Faith in God is deeply personal. It draws each person into a saving, transforming relationship through Jesus Christ. But our Christian walk is never meant to be individualistic – we’re meant to co-exist with others in relationships.
How countercultural! To the post-modern mind, authentic relationships may not always be a first consideration. “Who needs it? I want to be a self-made man.” Without even realising it, the assumed baseline for life today is the trinity of ‘me, I, and myself’. When Jesus revealed to us His identity by referring to Himself as the Son of the Father and yet being One with God, He was giving clear primacy to relationship.
On His last night with the disciples before His crucifixion, Jesus washed their feet, yearning for His love to bind them one to another. On the Day of Pentecost, the outpouring of the Spirit came to create a community of God’s people as the Body of Christ – His Church.
As the Church’s emerging life is recorded in Acts and the epistles, this continuing story describes the work of God’s Spirit to form a community of those bound together as one in Christ’s love. Paul’s declaration in Romans 12 and 1 Corinthians 12 that we’re parts of one body and members of one another is as sharp a rebuke to the heresy of individualism that one can find.
We’ve all been taught about the Trinity consisting of three separate Persons – Father, Son, and Holy Spirit, but One God. We often do not grasp the deeper truth that the Trinity is a holy community of relationships.
Church fathers in the 4th Century came up with a name for this – ‘perichoresis’ in Greek, where you get the word, ‘choreography’. It comes from a term describing rotation, as in a circle dance. The relationship in the Godhead is a flow, a radical-relatedness, a perfect communion between Three – a circle dance of love.
This divine circle dance is not a closed circle – we’re all invited. Jesus comes forth from this Eternal Fullness, allowing us to see ourselves mirrored, as part of this Fellowship – as a participant and partner in God’s eternal dance of love and communion. The mirror seems to have been lost over the centuries, of who God is and who we therefore are, created in His ‘image and likeness’.
The Oneness of the Body of Christ is the Oneness in the Triune God, revealed in the Lord’s Prayer in John 17:21, “That they all be one; even as You, Father, are in Me and I in You, that they also may be in Us; that the world may believe that You have sent Me.”
We often say Christianity is not a religion, but a relationship. Do we truly experience and express that relationship in our church, God’s family, and His Body?
Doc Rivers, coach of the Boston Celtics basketball team in 2008, worried about how to work with a group of superstars and get them to play not as individuals, but as a team.
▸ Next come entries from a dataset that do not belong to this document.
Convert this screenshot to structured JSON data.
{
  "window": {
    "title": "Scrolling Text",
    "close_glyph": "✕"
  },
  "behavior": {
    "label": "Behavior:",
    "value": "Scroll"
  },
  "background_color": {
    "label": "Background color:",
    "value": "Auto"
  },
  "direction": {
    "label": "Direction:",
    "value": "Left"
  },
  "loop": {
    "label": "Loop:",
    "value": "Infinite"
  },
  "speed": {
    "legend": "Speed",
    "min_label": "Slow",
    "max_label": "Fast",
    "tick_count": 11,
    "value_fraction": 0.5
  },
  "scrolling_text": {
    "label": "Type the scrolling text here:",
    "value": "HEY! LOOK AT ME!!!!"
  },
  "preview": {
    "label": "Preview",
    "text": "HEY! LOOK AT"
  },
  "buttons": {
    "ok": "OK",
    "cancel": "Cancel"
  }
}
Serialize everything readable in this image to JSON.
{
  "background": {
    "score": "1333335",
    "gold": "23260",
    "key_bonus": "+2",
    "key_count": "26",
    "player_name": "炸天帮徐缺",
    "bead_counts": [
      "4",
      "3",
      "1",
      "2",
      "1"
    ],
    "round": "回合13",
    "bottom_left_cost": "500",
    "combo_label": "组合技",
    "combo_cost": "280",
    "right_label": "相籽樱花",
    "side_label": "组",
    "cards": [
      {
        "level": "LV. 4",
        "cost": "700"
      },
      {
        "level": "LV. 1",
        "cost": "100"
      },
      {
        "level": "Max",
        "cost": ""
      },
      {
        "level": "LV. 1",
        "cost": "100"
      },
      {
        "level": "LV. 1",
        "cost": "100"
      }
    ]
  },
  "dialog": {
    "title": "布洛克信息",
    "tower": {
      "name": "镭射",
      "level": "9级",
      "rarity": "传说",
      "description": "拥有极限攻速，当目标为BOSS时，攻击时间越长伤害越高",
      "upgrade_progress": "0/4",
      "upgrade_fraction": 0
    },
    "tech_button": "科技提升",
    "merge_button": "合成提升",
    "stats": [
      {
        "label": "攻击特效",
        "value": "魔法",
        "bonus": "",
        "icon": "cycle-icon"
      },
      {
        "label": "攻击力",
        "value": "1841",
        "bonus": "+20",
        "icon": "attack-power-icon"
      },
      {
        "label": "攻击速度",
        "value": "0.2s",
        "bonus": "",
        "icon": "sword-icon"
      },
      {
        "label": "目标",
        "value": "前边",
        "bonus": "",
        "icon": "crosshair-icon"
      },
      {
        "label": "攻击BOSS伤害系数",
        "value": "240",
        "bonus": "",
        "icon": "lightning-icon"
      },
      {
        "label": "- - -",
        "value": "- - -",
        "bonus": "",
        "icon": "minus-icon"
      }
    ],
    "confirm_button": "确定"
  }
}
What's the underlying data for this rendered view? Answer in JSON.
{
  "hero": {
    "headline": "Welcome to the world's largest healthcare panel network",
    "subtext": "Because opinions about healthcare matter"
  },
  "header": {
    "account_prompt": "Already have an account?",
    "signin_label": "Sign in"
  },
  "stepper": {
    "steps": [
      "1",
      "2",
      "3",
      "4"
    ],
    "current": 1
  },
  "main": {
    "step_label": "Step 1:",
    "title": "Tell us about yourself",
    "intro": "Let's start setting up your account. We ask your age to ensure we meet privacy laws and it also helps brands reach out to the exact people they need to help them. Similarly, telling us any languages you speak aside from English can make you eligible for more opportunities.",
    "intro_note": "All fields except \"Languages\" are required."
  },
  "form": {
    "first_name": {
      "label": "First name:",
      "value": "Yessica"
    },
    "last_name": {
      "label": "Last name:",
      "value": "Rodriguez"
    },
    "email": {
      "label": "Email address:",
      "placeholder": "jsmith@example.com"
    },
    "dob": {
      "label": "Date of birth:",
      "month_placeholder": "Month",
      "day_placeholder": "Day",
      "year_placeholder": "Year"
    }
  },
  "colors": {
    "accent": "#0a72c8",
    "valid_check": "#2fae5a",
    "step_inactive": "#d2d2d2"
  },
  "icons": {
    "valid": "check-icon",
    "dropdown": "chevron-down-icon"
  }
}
Rivers had heard about Desmond Tutu, the Nobel Prize-winning Anglican archbishop from South Africa. Tutu often talked about ubuntu, an African philosophy meaning one could only be a person through one’s relationship with others, bound intrinsically in community. Put simply, ‘I am because we are.’ It’s not about me; it’s about the ‘we’.
What would our church look like if we learned to lay aside the trinity of ‘Me, I, and myself’? What if we lived by the words of the Apostle Paul in 1 Corinthians 12:12, “Just as the body, though one, has many parts, but all its many parts form one body, so it is with Christ.”
As we launch our annual Cell Month in July, the invitation of the Godhead to us is to enter into this beautiful circle dance of love called community.